Dynamics and Complexity of the Coding and Non-Coding Transcriptome

Dynamics and Complexity of the Coding and Non-Coding Transcriptome
Piero Carninci, RIKEN Omics Science Center
Keynote Lecture, Morning Session 1 September (11th MGED Meeting, 1-4 September, 2008)

They've been mapping the expressed part of the genome, aka the transcriptome. This will help us understand the genome output. There are many different issues with RNAs that are retrieved via standard methods: there are many different transcripts from a single gene, and different promotors. Each promotor will have different levels of activity. They use Cap Analysis Gene Expression (CAGE). They are using MAGE-TAB and SDRF formats to store their data.

While in the 1990s, people thought there were 70,000-100,000 protein-coding genes. Today, we expect that there are only about 20,000. Instead, there is a lot of complexity: post-translational modifications, many overlapping transcripts, multiple promoters, etc.

But what are the long non-coding RNAs (ncRNAs) doing? They are long stretches of sequences that are not conserved. However, their promoter sequences are often conserved. Perhaps the mechanisms of their action do not require long stretches of conservation in the gene. Most of the unknown RNA is polyA minus and nuclear. A large proportion of the long RNAs are cleaved (deriving short RNAS that are often conserved). These derived short RNAs are mapping on the 5' end (PASRs) and 3' ends (TASRs) of genes. Therefore the whole transcript is not conserved because it doesn't need to be: only those bits that are cleaved and used later on need to be conserved. Essentially, this means a large number of RNAs from an individual locus.

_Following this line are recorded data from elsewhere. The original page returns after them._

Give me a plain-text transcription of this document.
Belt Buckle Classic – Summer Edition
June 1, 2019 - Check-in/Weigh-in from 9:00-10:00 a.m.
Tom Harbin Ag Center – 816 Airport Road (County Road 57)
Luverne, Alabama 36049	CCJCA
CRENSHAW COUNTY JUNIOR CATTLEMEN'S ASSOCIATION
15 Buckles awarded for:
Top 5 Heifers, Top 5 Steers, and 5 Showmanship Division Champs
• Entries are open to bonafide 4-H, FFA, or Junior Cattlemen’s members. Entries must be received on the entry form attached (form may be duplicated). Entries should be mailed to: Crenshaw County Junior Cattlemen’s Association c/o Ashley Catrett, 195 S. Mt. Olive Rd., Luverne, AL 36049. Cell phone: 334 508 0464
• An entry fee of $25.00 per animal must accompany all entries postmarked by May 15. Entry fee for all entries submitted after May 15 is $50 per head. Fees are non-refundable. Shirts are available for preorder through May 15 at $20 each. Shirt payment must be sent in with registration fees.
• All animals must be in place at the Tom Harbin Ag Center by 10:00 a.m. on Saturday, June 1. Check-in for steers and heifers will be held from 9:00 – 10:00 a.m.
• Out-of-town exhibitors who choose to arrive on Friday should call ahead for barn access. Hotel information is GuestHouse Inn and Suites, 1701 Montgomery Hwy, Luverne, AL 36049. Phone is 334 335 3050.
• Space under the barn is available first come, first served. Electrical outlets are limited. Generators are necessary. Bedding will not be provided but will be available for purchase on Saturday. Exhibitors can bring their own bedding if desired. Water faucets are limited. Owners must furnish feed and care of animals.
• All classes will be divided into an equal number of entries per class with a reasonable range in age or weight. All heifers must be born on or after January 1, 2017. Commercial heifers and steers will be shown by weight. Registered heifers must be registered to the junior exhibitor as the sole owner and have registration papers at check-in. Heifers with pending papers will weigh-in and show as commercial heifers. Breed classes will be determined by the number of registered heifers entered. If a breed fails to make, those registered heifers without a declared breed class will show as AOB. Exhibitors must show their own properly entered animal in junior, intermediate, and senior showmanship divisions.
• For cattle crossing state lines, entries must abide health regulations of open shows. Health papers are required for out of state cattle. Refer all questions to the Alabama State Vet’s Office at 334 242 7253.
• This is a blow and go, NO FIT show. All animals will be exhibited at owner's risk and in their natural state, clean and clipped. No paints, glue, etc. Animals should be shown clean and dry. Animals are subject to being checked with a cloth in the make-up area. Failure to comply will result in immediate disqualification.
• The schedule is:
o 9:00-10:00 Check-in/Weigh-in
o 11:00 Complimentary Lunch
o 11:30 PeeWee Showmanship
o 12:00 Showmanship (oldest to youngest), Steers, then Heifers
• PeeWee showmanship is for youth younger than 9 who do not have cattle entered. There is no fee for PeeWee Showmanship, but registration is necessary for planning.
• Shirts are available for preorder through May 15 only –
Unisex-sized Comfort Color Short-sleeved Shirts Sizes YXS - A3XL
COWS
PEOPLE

PolyA- CAGE is mostly nuclear, overlap introns and TSSs, while cytoplasmic is more on exons. 3' untranslated regions (UTR) also are interesting: they start from a conserved promoter which has a conserved GGG section. There is also RNA that starts from the middle of a gene. It is more prevalent in the tata-box, with sharp promoters. Mouse and humans have similar starting sites. There are also antisense RNAs. Most TU (72%) show antisense transcription. Are the sense-antisense RNAs co-expressed? Is there dynamic regulation? If you perturb antisense RNA, the sense will be overexpressed. It also seems that sense and antisense RNA aren't transcribed at the same time – that they might take turns (this is my impression from the slides, rather than something he said exactly). Sometimes sense-antisense work in the cytoplasm (with theproduction of natural siRNA). One example is the beta-secretase-1 antisense, which increases the sense RNA (feed-forward loop), which is important in Alzheimer's.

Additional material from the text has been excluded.